CREO EN LA RESURRECCIÓN

 

Martín Gelabert Ballester, o.p.

«Creo la resurrección de la carne y la vida eterna» (Símbolo de los Apóstoles). «Espero la resurrección de los muertos y la vida del mundo futuro» (Credo niceno-constantinopolitano).

Un sagrado circuito: fe–esperanza–amor

Las últimas palabras del Credo son sobre la esperanza. Porque la fe desemboca en la esperanza. Más aún, se define por la esperanza: «La fe es garantía de lo que se espera» (Hb 11,1). Tomás de Aquino interpreta así estas palabras de la Carta a los hebreos: la fe es una anticipación de la vida eterna en nosotros. O sea, por la fe, el ser humano vive ya, en forma de deseo, aquello mismo que espera conseguir un día como realidad plena. De modo que la fe y la esperanza se refieren a lo mismo, aunque planteado desde diferente perspectiva: ahora vemos en un espejo, en enigma (= fe); entonces veremos cara a cara (= la esperanza nos asegura que aquello que ya tenemos imperfectamente por la fe, un día será una realidad plenamente gozada y poseída) (cf 1 Co 13,12). Una fe sin esperanza no tiene sentido, es una fe sin objeto, desemboca en el vacío, se ve expuesta al fracaso y, finalmente, muere. Por su parte, la fe confiere sólido fundamento a la esperanza, evita que la esperanza sea una fantasía. Los cristianos creemos -confiamos- en Cristo y, por eso mismo, somos un pueblo de esperanza, un pueblo que cree en la palabra de Jesús: «Yo soy la resurrección. El que cree en mí, aunque muera, vivirá» (Jn 11,25).

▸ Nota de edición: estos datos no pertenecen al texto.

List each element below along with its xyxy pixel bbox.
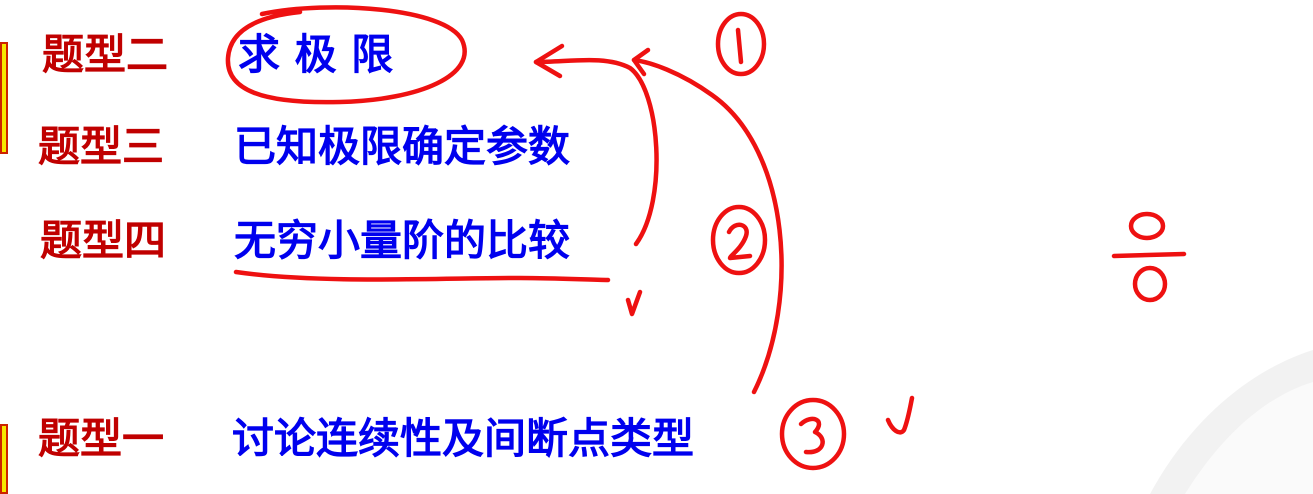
topic-label: 题型二 [42,30,169,79]
slide-marker-top [0,42,8,154]
topic-title: 无穷小量阶的比较 [234,216,571,265]
topic-title: 讨论连续性及间断点类型 [232,414,695,463]
topic-label: 题型四 [40,216,167,265]
topic-title: 已知极限确定参数 [234,122,571,171]
topic-label: 题型三 [38,122,165,171]
topic-title: 求 极 限 [238,30,394,79]
slide-marker-bottom [0,424,8,494]
topic-label: 题型一 [38,414,165,463]
slide: 题型二 求 极 限 题型三 已知极限确定参数 题型四 无穷小量阶的比较 题型一 … [0,0,1313,494]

La esperanza cristiana es trascendente, o sea, no es sólo una esperanza para este mundo. Lo que los cristianos esperamos es la vida en y con Dios más allá de la muerte, una vida en plenitud, gozosa y sin fin; para ello, esperarnos la resurrección de los muertos. Ahora bien, ya desde ahora importa aclarar que tal esperanza se convierte en el presente en una fuerza transformadora: la mirada que el cristiano tiene puesta en el «más allá» no sólo no le impide ver el «más acá», sino que se lo hace ver con más agudeza y finura. El cristiano sufre, o debería sufrir más que nadie, ante el desolador panorama de nuestro mundo: hambre, pobreza, guerras sin fin (todas las guerras acarrean graves injusticias), etc. Sólo si la esperanza nos lleva a resistir ante el mal y a solidarizarnos afectiva y efectivamente con las víctimas, deja de ser un discurso alienante y se convierte en elemento críticamente liberador. Sólo donde se hace verdad que la espera de una tierra nueva hace más viva la preocupación por perfeccionar esta tierra, estamos hablando de auténtica esperanza cristiana.

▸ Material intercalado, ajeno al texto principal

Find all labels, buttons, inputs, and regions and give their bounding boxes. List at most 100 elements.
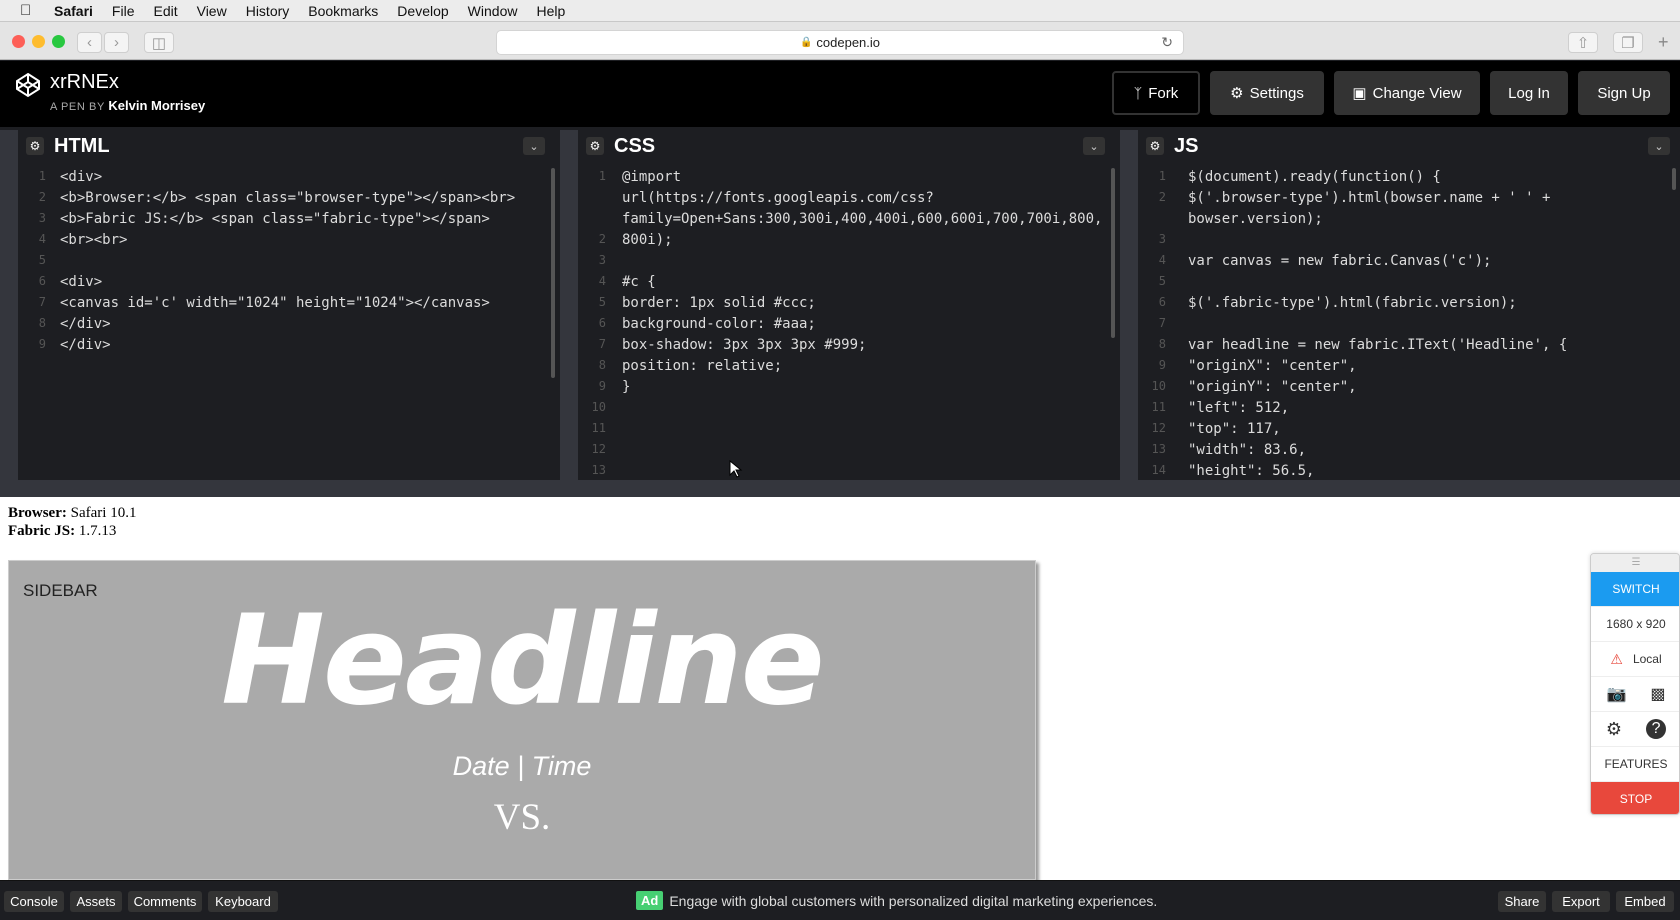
menu-history[interactable]: History	[246, 3, 290, 19]
new-tab-icon[interactable]: +	[1658, 32, 1669, 53]
change-view-button[interactable]: ▣ Change View	[1334, 71, 1480, 115]
html-code-editor[interactable]: 1 <div> 2 <b>Browser:</b> <span class="bro…	[22, 163, 555, 480]
js-code-text: "originY": "center",	[1188, 379, 1357, 395]
js-scrollbar[interactable]	[1672, 168, 1676, 190]
menu-bookmarks[interactable]: Bookmarks	[308, 3, 378, 19]
css-code-editor[interactable]: 1 @import url(https://fonts.googleapis.com…	[582, 163, 1115, 480]
screens-icon[interactable]: ▩	[1650, 684, 1665, 704]
css-line-number: 3	[598, 253, 606, 267]
export-button[interactable]: Export	[1552, 891, 1610, 912]
reload-icon[interactable]: ↻	[1161, 34, 1173, 51]
html-code-text: <div>	[60, 274, 103, 290]
css-code-text: }	[622, 379, 631, 395]
js-code-editor[interactable]: 1 $(document).ready(function() {2 $('.bro…	[1142, 163, 1680, 480]
menu-edit[interactable]: Edit	[153, 3, 177, 19]
css-collapse-chevron-icon[interactable]: ⌄	[1083, 137, 1105, 155]
css-code-text: url(https://fonts.googleapis.com/css?	[622, 190, 934, 206]
js-settings-gear-icon[interactable]: ⚙	[1146, 137, 1164, 155]
settings-gear-icon[interactable]: ⚙	[1606, 719, 1622, 740]
js-line-number: 4	[1158, 253, 1166, 267]
html-settings-gear-icon[interactable]: ⚙	[26, 137, 44, 155]
switch-button[interactable]: SWITCH	[1591, 572, 1679, 607]
js-code-text: var headline = new fabric.IText('Headlin…	[1188, 337, 1568, 353]
apple-icon[interactable]: 	[20, 2, 40, 19]
console-button[interactable]: Console	[4, 891, 64, 912]
close-window-icon[interactable]	[12, 35, 25, 48]
pen-author-line: A PEN BY Kelvin Morrisey	[50, 98, 205, 113]
forward-icon[interactable]: ›	[104, 32, 129, 53]
js-code-line: 5	[1142, 274, 1680, 295]
html-code-line: 1 <div>	[22, 169, 555, 190]
menu-safari[interactable]: Safari	[54, 3, 93, 19]
codepen-header: xrRNEx A PEN BY Kelvin Morrisey ᛉ Fork ⚙…	[0, 61, 1680, 127]
js-collapse-chevron-icon[interactable]: ⌄	[1648, 137, 1670, 155]
canvas-datetime-text[interactable]: Date | Time	[9, 751, 1035, 782]
css-code-text: @import	[622, 169, 682, 185]
footer-ad[interactable]: Ad Engage with global customers with per…	[636, 891, 1157, 910]
widget-icon-row-1: 📷 ▩	[1591, 677, 1679, 712]
css-code-line: 2 800i);	[582, 232, 1115, 253]
js-code-text: "originX": "center",	[1188, 358, 1357, 374]
resize-handle-html-css[interactable]	[560, 130, 578, 480]
css-scrollbar[interactable]	[1111, 168, 1115, 338]
css-settings-gear-icon[interactable]: ⚙	[586, 137, 604, 155]
html-code-line: 2 <b>Browser:</b> <span class="browser-t…	[22, 190, 555, 211]
canvas-vs-text[interactable]: VS.	[9, 796, 1035, 839]
html-collapse-chevron-icon[interactable]: ⌄	[523, 137, 545, 155]
pen-title[interactable]: xrRNEx	[50, 71, 119, 94]
settings-button[interactable]: ⚙ Settings	[1210, 71, 1324, 115]
html-scrollbar[interactable]	[551, 168, 555, 378]
html-code-line: 5	[22, 253, 555, 274]
resize-handle-css-js[interactable]	[1120, 130, 1138, 480]
canvas-headline-text[interactable]: Headline	[9, 589, 1035, 733]
css-line-number: 7	[598, 337, 606, 351]
html-editor-pane: ⚙ HTML ⌄ 1 <div> 2 <b>Browser:</b> <span c…	[22, 130, 555, 480]
pen-author[interactable]: Kelvin Morrisey	[108, 98, 205, 113]
signup-button[interactable]: Sign Up	[1578, 71, 1670, 115]
tabs-overview-icon[interactable]: ❐	[1613, 32, 1643, 53]
stop-button[interactable]: STOP	[1591, 782, 1679, 814]
js-line-number: 9	[1158, 358, 1166, 372]
resize-handle-left[interactable]	[0, 130, 18, 480]
css-code-line: 3	[582, 253, 1115, 274]
menu-view[interactable]: View	[197, 3, 227, 19]
js-code-line: 1 $(document).ready(function() {	[1142, 169, 1680, 190]
features-button[interactable]: FEATURES	[1591, 747, 1679, 782]
js-code-text: var canvas = new fabric.Canvas('c');	[1188, 253, 1492, 269]
local-button[interactable]: ⚠ Local	[1591, 642, 1679, 677]
js-line-number: 12	[1151, 421, 1166, 435]
html-code-text: <canvas id='c' width="1024" height="1024…	[60, 295, 490, 311]
fabric-canvas[interactable]: SIDEBAR Headline Date | Time VS.	[8, 560, 1036, 880]
codepen-logo-icon[interactable]	[14, 71, 42, 99]
html-line-number: 8	[38, 316, 46, 330]
js-code-text: "height": 56.5,	[1188, 463, 1315, 479]
menu-help[interactable]: Help	[536, 3, 565, 19]
embed-button[interactable]: Embed	[1616, 891, 1674, 912]
share-button[interactable]: Share	[1498, 891, 1546, 912]
editor-preview-resize-bar[interactable]	[0, 480, 1680, 497]
widget-drag-handle-icon[interactable]: ☰	[1591, 554, 1679, 572]
menu-window[interactable]: Window	[468, 3, 518, 19]
help-icon[interactable]: ?	[1646, 719, 1667, 739]
keyboard-button[interactable]: Keyboard	[208, 891, 278, 912]
fork-button[interactable]: ᛉ Fork	[1112, 71, 1200, 115]
browser-label: Browser:	[8, 505, 67, 521]
camera-icon[interactable]: 📷	[1606, 684, 1626, 704]
js-line-number: 8	[1158, 337, 1166, 351]
js-code-line: 10 "originY": "center",	[1142, 379, 1680, 400]
address-bar[interactable]: 🔒 codepen.io ↻	[496, 30, 1184, 55]
login-button[interactable]: Log In	[1490, 71, 1568, 115]
css-code-line: 12	[582, 442, 1115, 463]
menu-file[interactable]: File	[112, 3, 135, 19]
menu-develop[interactable]: Develop	[397, 3, 448, 19]
sidebar-toggle-icon[interactable]: ◫	[144, 32, 174, 53]
html-code-line: 9 </div>	[22, 337, 555, 358]
comments-button[interactable]: Comments	[128, 891, 202, 912]
back-icon[interactable]: ‹	[77, 32, 102, 53]
share-icon[interactable]: ⇧	[1568, 32, 1598, 53]
zoom-window-icon[interactable]	[52, 35, 65, 48]
assets-button[interactable]: Assets	[70, 891, 122, 912]
minimize-window-icon[interactable]	[32, 35, 45, 48]
local-label: Local	[1632, 652, 1662, 666]
js-code-line: 12 "top": 117,	[1142, 421, 1680, 442]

Eso significa que si la fe termina en la esperanza, la esperanza necesariamente desemboca en el amor. Esas tres virtudes (para emplear un término clásico) son conexas e inseparables. Son como un «sagrado circuito» (Tomás de Aquino). En ellas consiste la santidad del ser humano. Ellas son las que nos asemejan a Dios, las que nos permiten, ya en este mundo, participar de la vida divina. En ellas se resume toda la vida cristiana. Las tres forman el edificio de la salvación y, si falta una, el edificio se derrumba por completo. Por este motivo, aunque el Credo se refiera específicamente a la primera de estas virtudes, a la fe, las otras dos no podían estar del todo ausentes. La esperanza aparece explícitamente en el último artículo del Credo. Pero también tiene que ver con la esperanza lo que se confiesa anteriormente sobre Cristo resucitado de entre los muertos, que vendrá para juzgar a todos los seres humanos. Este futuro de Cristo («vendrá para juzgar») está estrechamente relacionado con el futuro de los cristianos («esperamos la vida eterna»). Y el criterio de su juicio, que nos abrirá las puertas de la vida eterna, será el amor: lo que hicimos o dejamos de hacer con los hermanos más pequeños (Mt 25,31-46; cf Jn 5,29).

Además, la caridad o amor cristiano está presente, como en filigrana, en la totalidad de la confesión de fe: cuando se confiesa que Dios es creador, no hay que olvidar que Dios crea por amor; es el amor el que explica el envío y la vida de Jesús, crucificado y resucitado por nuestra salvación; y la fe en el Espíritu Santo es fe en el Amor de Dios derramado en nuestros corazones, para transformarlos y hacerles vivir una vida de amor; vida que en la comunión eclesial y en la comunión de los «santos» (=los creyentes) se convierte en sacramento -signo eficaz- de otra comunión sin fronteras: la que el cristiano quiere vivir con todos los seres humanos, hasta el punto de que ni siquiera el enemigo, el que no se lo merece, deja de ser objeto de su amor.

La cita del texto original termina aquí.